Кстати, о молодом человеке, которого бульварная пресса назвала ее убийцей, долгое время вообще ничего не было слышно. Кажется, он ходил тогда в ее женихах. Моментальный снимок этого человека — фотографа по профессии — перепечатали все вечерние газеты и иллюстрированные журналы, особенно носился с ним «Квик», да, «Квик» сделал из этого сенсацию. И именно пресса — а она-то и была повинна в ее смерти — назвала его убийцей. Но разве, скажите на милость, он совершил нечто предосудительное? Простой фотограф, он, как и все мы, грешные, боролся за кусок хлеба.
Преодолев множество препятствий, он проник в ее апартаменты в отеле. Там он со своей аппаратурой спрятался под кровать и, скрючившись, дожидался ее возвращения. Но это еще не все: он ждал, пока она не переоденется на ночь и не заснет, — всецело полагаясь на свой слух. Только потом я покинул свое тайное убежище. (Обычно она спала как убитая.) Я нацелил на нее «аррифлекс» и сделал один, всего один-единственный снимок со вспышкой. Моя милая стала звонить горничной и кричать, но я уже спустился на лифте, намереваясь засесть у себя в темной комнате и проявлять. Судя по тому, что я знал — а я знал ее хорошо, даже чересчур хорошо, — она уже была приговорена! Ведь снимок при вспышке принес мне не только сумму, выражающуюся в многозначной цифре (сейчас я могу благодаря ей поставить мостовидные протезы), эта вспышка стоила ей жизни. С тех пор у нее началась бессонница. (Я навсегда лишил ее сна этой вспышкой.) Как жениху, мне разрешили полистать ее историю болезни: за семь месяцев, две недели и четыре дня, прошедших с того времени, когда я запечатлел лицо моей спящей невесты Арантил в отеле «Хилтон» в Западном Берлине, она угасла, истаяла в Цюрихе — сорок один килограмм живого веса.

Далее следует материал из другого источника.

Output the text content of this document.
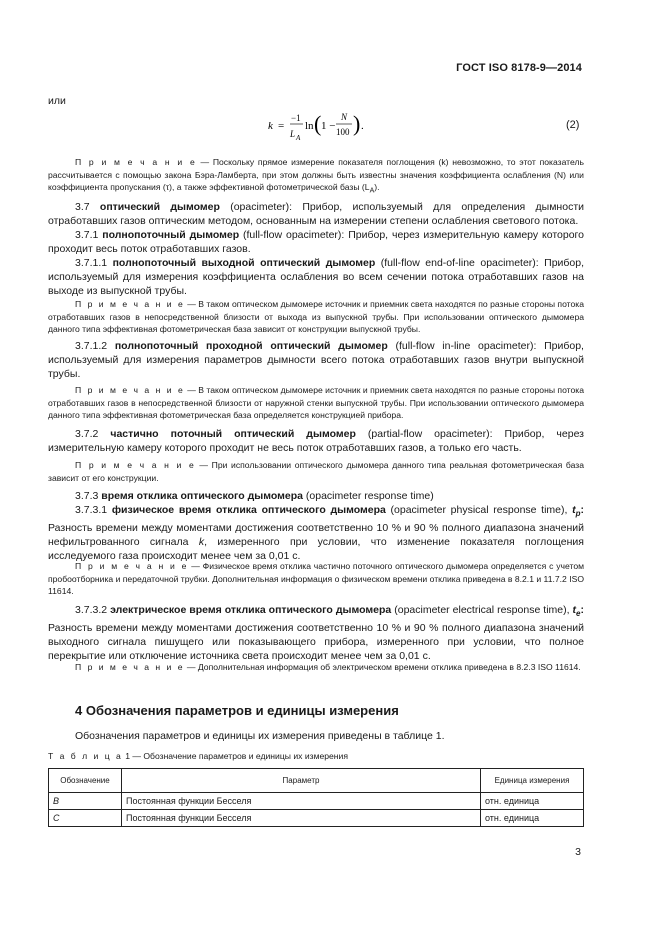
ГОСТ ISO 8178-9—2014
или
k =
−1
L A
ln ( 1 −
N
100 ) .	(2)
П р и м е ч а н и е — Поскольку прямое измерение показателя поглощения (k) невозможно, то этот показатель рассчитывается с помощью закона Бэра-Ламберта, при этом должны быть известны значения коэффициента ослабления (N) или коэффициента пропускания (τ), а также эффективной фотометрической базы $(L_A)$.
3.7 оптический дымомер (opacimeter): Прибор, используемый для определения дымности отработавших газов оптическим методом, основанным на измерении степени ослабления светового потока.
3.7.1 полнопоточный дымомер (full-flow opacimeter): Прибор, через измерительную камеру которого проходит весь поток отработавших газов.
3.7.1.1 полнопоточный выходной оптический дымомер (full-flow end-of-line opacimeter): Прибор, используемый для измерения коэффициента ослабления во всем сечении потока отработавших газов на выходе из выпускной трубы.
П р и м е ч а н и е — В таком оптическом дымомере источник и приемник света находятся по разные стороны потока отработавших газов в непосредственной близости от выхода из выпускной трубы. При использовании оптического дымомера данного типа эффективная фотометрическая база зависит от конструкции выпускной трубы.
3.7.1.2 полнопоточный проходной оптический дымомер (full-flow in-line opacimeter): Прибор, используемый для измерения параметров дымности всего потока отработавших газов внутри выпускной трубы.
П р и м е ч а н и е — В таком оптическом дымомере источник и приемник света находятся по разные стороны потока отработавших газов в непосредственной близости от наружной стенки выпускной трубы. При использовании оптического дымомера данного типа эффективная фотометрическая база определяется конструкцией прибора.
3.7.2 частично поточный оптический дымомер (partial-flow opacimeter): Прибор, через измерительную камеру которого проходит не весь поток отработавших газов, а только его часть.
П р и м е ч а н и е — При использовании оптического дымомера данного типа реальная фотометрическая база зависит от его конструкции.
3.7.3 время отклика оптического дымомера (opacimeter response time)
3.7.3.1 физическое время отклика оптического дымомера (opacimeter physical response time), $t_p$: Разность времени между моментами достижения соответственно 10 % и 90 % полного диапазона значений нефильтрованного сигнала k, измеренного при условии, что изменение показателя поглощения исследуемого газа происходит менее чем за 0,01 с.
П р и м е ч а н и е — Физическое время отклика частично поточного оптического дымомера определяется с учетом пробоотборника и передаточной трубки. Дополнительная информация о физическом времени отклика приведена в 8.2.1 и 11.7.2 ISO 11614.
3.7.3.2 электрическое время отклика оптического дымомера (opacimeter electrical response time), $t_e$: Разность времени между моментами достижения соответственно 10 % и 90 % полного диапазона значений выходного сигнала пишущего или показывающего прибора, измеренного при условии, что полное перекрытие или отключение источника света происходит менее чем за 0,01 с.
П р и м е ч а н и е — Дополнительная информация об электрическом времени отклика приведена в 8.2.3 ISO 11614.
4 Обозначения параметров и единицы измерения
Обозначения параметров и единицы их измерения приведены в таблице 1.
Т а б л и ц а 1 — Обозначение параметров и единицы их измерения
Обозначение	Параметр	Единица измерения
B	Постоянная функции Бесселя	отн. единица
C	Постоянная функции Бесселя	отн. единица
3
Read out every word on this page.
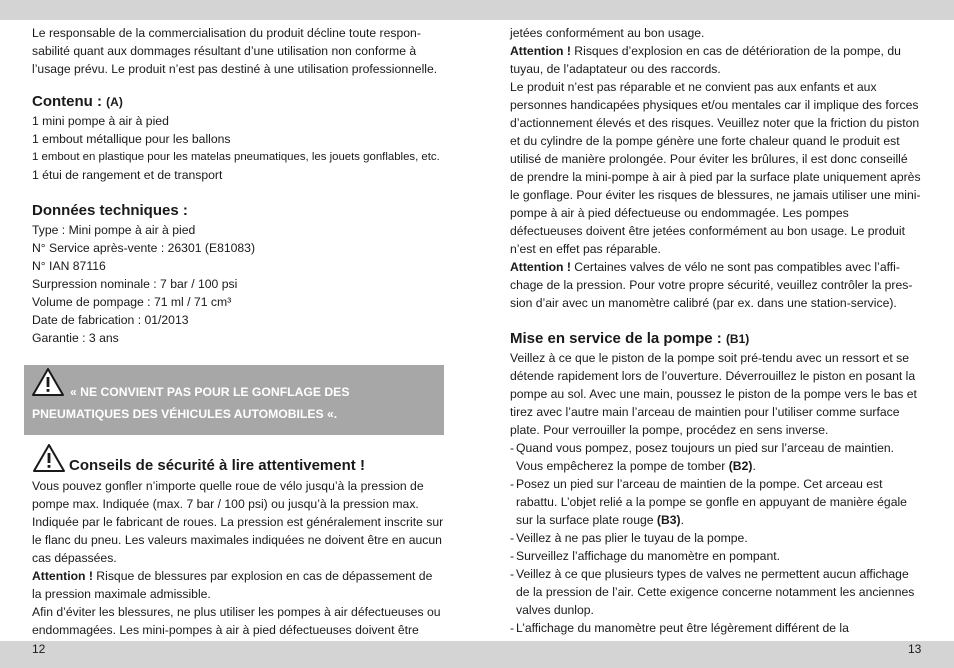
Le responsable de la commercialisation du produit décline toute respon-sabilité quant aux dommages résultant d’une utilisation non conforme à l’usage prévu. Le produit n’est pas destiné à une utilisation professionnelle.

Contenu : (A)

1 mini pompe à air à pied
1 embout métallique pour les ballons
1 embout en plastique pour les matelas pneumatiques, les jouets gonflables, etc.
1 étui de rangement et de transport

Données techniques :

Type : Mini pompe à air à pied
N° Service après-vente : 26301 (E81083)
N° IAN 87116
Surpression nominale : 7 bar / 100 psi
Volume de pompage : 71 ml / 71 cm³
Date de fabrication : 01/2013
Garantie : 3 ans
« NE CONVIENT PAS POUR LE GONFLAGE DES
PNEUMATIQUES DES VÉHICULES AUTOMOBILES «.

Conseils de sécurité à lire attentivement !

Vous pouvez gonfler n’importe quelle roue de vélo jusqu’à la pression de pompe max. Indiquée (max. 7 bar / 100 psi) ou jusqu’à la pression max. Indiquée par le fabricant de roues. La pression est généralement inscrite sur le flanc du pneu. Les valeurs maximales indiquées ne doivent être en aucun cas dépassées.

Attention ! Risque de blessures par explosion en cas de dépassement de la pression maximale admissible.

Afin d’éviter les blessures, ne plus utiliser les pompes à air défectueuses ou endommagées. Les mini-pompes à air à pied défectueuses doivent être

jetées conformément au bon usage.

Attention ! Risques d’explosion en cas de détérioration de la pompe, du tuyau, de l’adaptateur ou des raccords.

Le produit n’est pas réparable et ne convient pas aux enfants et aux personnes handicapées physiques et/ou mentales car il implique des forces d’actionnement élevés et des risques. Veuillez noter que la friction du piston et du cylindre de la pompe génère une forte chaleur quand le produit est utilisé de manière prolongée. Pour éviter les brûlures, il est donc conseillé de prendre la mini-pompe à air à pied par la surface plate uniquement après le gonflage. Pour éviter les risques de blessures, ne jamais utiliser une mini-pompe à air à pied défectueuse ou endommagée. Les pompes défectueuses doivent être jetées conformément au bon usage. Le produit n’est en effet pas réparable.

Attention ! Certaines valves de vélo ne sont pas compatibles avec l’affi-chage de la pression. Pour votre propre sécurité, veuillez contrôler la pres-sion d’air avec un manomètre calibré (par ex. dans une station-service).

Mise en service de la pompe : (B1)

Veillez à ce que le piston de la pompe soit pré-tendu avec un ressort et se détende rapidement lors de l’ouverture. Déverrouillez le piston en posant la pompe au sol. Avec une main, poussez le piston de la pompe vers le bas et tirez avec l’autre main l’arceau de maintien pour l’utiliser comme surface plate. Pour verrouiller la pompe, procédez en sens inverse.

- Quand vous pompez, posez toujours un pied sur l’arceau de maintien. Vous empêcherez la pompe de tomber (B2).
- Posez un pied sur l’arceau de maintien de la pompe. Cet arceau est rabattu. L’objet relié a la pompe se gonfle en appuyant de manière égale sur la surface plate rouge (B3).
- Veillez à ne pas plier le tuyau de la pompe.
- Surveillez l’affichage du manomètre en pompant.
- Veillez à ce que plusieurs types de valves ne permettent aucun affichage de la pression de l’air. Cette exigence concerne notamment les anciennes valves dunlop.
- L’affichage du manomètre peut être légèrement différent de la
12	13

При том ее лик во сне был прекрасен, хотя и по-другому прекрасен, нежели наяву. Теперь он принадлежал всем, был общедоступен, открыт, и это детски-упрямое выражение лица, не напряженное, а мягкое, тоже вышло на снимке; таким было лицо моей невесты Зиглинды Крингс, когда я заставал ее спящей в «Сером парке» — повсюду были разбросаны эти идиотские военные труды, — наяву же ее лицо казалось по-козьи застывшим. Но я ни разу не фотографировал ее спящей, не осталось у меня и карточек бодрствующей, всегда целеустремленной Линды. К чему фотографии? Все миновало. Жизнь идет своим чередом. Моя коллега Зайферт по-прежнему преподает. С трудом удалось отговорить Ирмгард от задуманной ею публичной исповеди. «Незачем обременять своими откровениями мальчишек и девчонок. Каждый должен сам набираться опыта…» Под конец она сдалась: «В данное время у меня вообще не хватит решимости предстать перед классом такой незащищенной…»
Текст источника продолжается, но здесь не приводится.